この薬は成人女性専用をうたっていますが、男性に効かないわけではありません。ただ男性の頻尿には尿がでにくい初期症状である場合もあり症状を悪化させてしまうことを恐れて女性専用としているものと思われます。
この薬は1錠約100円~120円で売られているようですが、医療用の薬は(健康保険を別として)56.9円、ジェネリックは約40円で売られています。つまり薬代だけなら3割負担で12~17円、1割負担なら4~6円弱になるのです。もちろん、医者にかかった場合は診察料や処方料が必要なので錠数によっては薬局で買ったほうが安くなる場合もあるでしょうが、健康保険のことまで考えると効果があった場合、継続する場合は健康保険を使って医者にかかる方が圧倒的にやすくなると思います。他の病気が見つかったりするメリットを考えると薬局でこの薬を買うメリットはなんなのでしょうか。
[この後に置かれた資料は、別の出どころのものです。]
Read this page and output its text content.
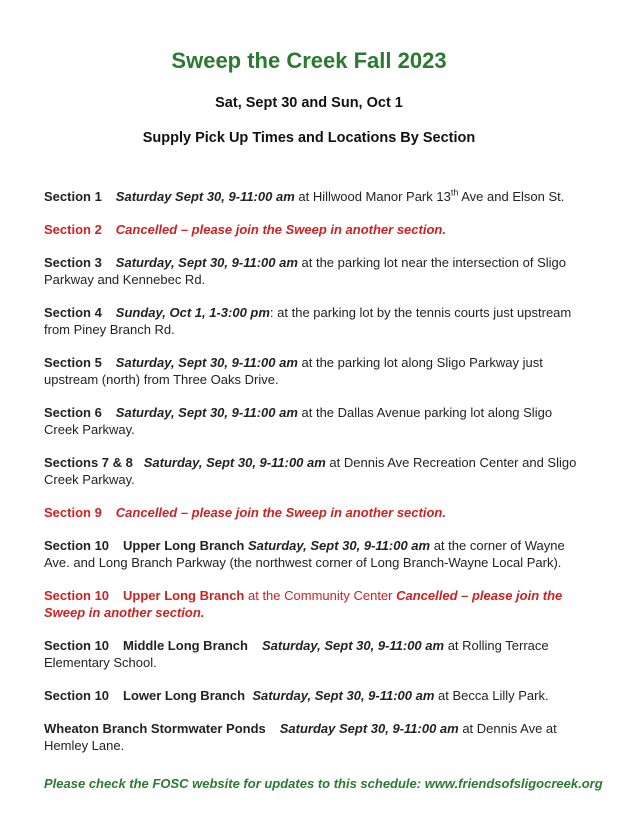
Sweep the Creek Fall 2023
Sat, Sept 30 and Sun, Oct 1
Supply Pick Up Times and Locations By Section

Section 1 Saturday Sept 30, 9-11:00 am at Hillwood Manor Park 13th Ave and Elson St.

Section 2 Cancelled – please join the Sweep in another section.

Section 3 Saturday, Sept 30, 9-11:00 am at the parking lot near the intersection of Sligo Parkway and Kennebec Rd.

Section 4 Sunday, Oct 1, 1-3:00 pm: at the parking lot by the tennis courts just upstream from Piney Branch Rd.

Section 5 Saturday, Sept 30, 9-11:00 am at the parking lot along Sligo Parkway just upstream (north) from Three Oaks Drive.

Section 6 Saturday, Sept 30, 9-11:00 am at the Dallas Avenue parking lot along Sligo Creek Parkway.

Sections 7 & 8 Saturday, Sept 30, 9-11:00 am at Dennis Ave Recreation Center and Sligo Creek Parkway.

Section 9 Cancelled – please join the Sweep in another section.

Section 10 Upper Long Branch Saturday, Sept 30, 9-11:00 am at the corner of Wayne Ave. and Long Branch Parkway (the northwest corner of Long Branch-Wayne Local Park).

Section 10 Upper Long Branch at the Community Center Cancelled – please join the Sweep in another section.

Section 10 Middle Long Branch Saturday, Sept 30, 9-11:00 am at Rolling Terrace Elementary School.

Section 10 Lower Long Branch Saturday, Sept 30, 9-11:00 am at Becca Lilly Park.

Wheaton Branch Stormwater Ponds Saturday Sept 30, 9-11:00 am at Dennis Ave at Hemley Lane.

Please check the FOSC website for updates to this schedule: www.friendsofsligocreek.org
長い間待つのがイヤ、自分の排尿の状態を説明するのがイヤなどというのなら、ある程度はわかります。ためしに薬局で買ってみて(ぜひ割高でも少ない錠数のものを)、効きが悪ければ泌尿器科へ行き相談、効きが良ければ泌尿器科に限らず近くの内科でもいって、フラボキサートを出してください、といっていただければよいと思います。長いことレディガードを飲むのに比べるとずいぶんお金の節約になるでしょう。
そうではなくて、「泌尿器科にいってパンツをぬがされるのがイヤ」と思って薬局に行くとしたらそれは大きな誤解です。おへその下に超音波の機械をあてて、残尿をみたりすることはありますが、頻尿の治療の主要な部分は問診と排尿状態を記録した日誌で行います。日々安くない健康保険料を払っていることを思い出して、相談していただけるのをお待ちしています。